Alors que les lumières s’éteignaient dans l’arène de Sarajevo, elle s’attarda un moment, regardant la foule qui continuait à acclamer son nom. Ce n’était pas la fin qu’elle souhaitait, mais cela lui rappelait à quel point elle est profondément aimée chez elle.
Le dimanche, elle testera sa voix et encouragera sa sœur. Après l’événement, elle participera au Grand Prix à Zagreb, peut-être au Grand Slam à Abu Dhabi et probablement à un camp d’entraînement au Japon. Malgré ses 28 ans, qu’elle ressent un peu, elle poursuit son parcours. Elle est encore assez jeune. Elle participe à des compétitions internationales depuis l’âge de quatorze ans.
Lorsqu’on lui demande comment elle gère le poids physique et mental après tant d’années sur le tatami, elle sourit, à moitié amusée, à moitié réfléchie. “Les gens voient les combats, mais ils ne voient pas ce qui se cache derrière, les blessures, les camps d’entraînement solitaires, les jours de voyage où vous voulez juste être chez vous. Vous manquez des anniversaires, des mariages, la vie normale. Mais quand vous montez sur le tatami, tout a de nouveau un sens.”

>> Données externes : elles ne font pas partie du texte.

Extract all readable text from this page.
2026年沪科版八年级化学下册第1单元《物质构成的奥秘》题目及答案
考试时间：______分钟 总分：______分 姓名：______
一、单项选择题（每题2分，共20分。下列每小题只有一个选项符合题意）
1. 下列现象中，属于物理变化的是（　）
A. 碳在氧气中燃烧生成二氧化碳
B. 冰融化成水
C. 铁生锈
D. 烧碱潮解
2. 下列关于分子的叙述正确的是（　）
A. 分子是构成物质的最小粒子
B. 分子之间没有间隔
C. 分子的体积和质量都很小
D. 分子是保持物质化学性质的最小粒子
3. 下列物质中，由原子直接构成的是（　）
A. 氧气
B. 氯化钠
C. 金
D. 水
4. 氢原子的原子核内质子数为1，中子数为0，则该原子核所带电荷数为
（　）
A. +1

Cependant, elle admet qu’être une athlète plus âgée apporte une perspective et inspire les jeunes athlètes alors qu’elle s’entraîne principalement avec des jeunes garçons et trois fois par semaine avec des clubs ensemble. Ou elle se rend en Croatie et aux OTC pour rester forte et compétitive.
“Quand vous êtes plus jeune, vous voulez tout tout de suite, chaque victoire, chaque médaille. Maintenant, j’apprécie davantage le parcours. Je comprends les gens, les lieux, les moments. Le judo m’a tant donné, la discipline, des amitiés, une manière de voir le monde.”
Normalement, elle est impliquée dans l’organisation de ce genre d’événements, par exemple en tant qu’annonceuse. Elle étudie le journalisme et souhaite devenir journaliste dans ce domaine. Elle poursuit actuellement son Master, équilibrant recherche, écriture et voyages avec un emploi du temps d’entraînement chargé, un défi que seule une judokate tenterait avec une telle détermination calme.
“Ce n’est pas facile,” a-t-elle admis. “Vous passez de l’entraînement du matin aux cours universitaires, de la lutte sur le tatami à l’écriture sur la vie des autres. Mais cela me garde équilibrée. Je pense qu’il est important de se préparer à ce qui vient après le sport. Vous ne pouvez pas combattre éternellement, mais je veux rester impliquée.”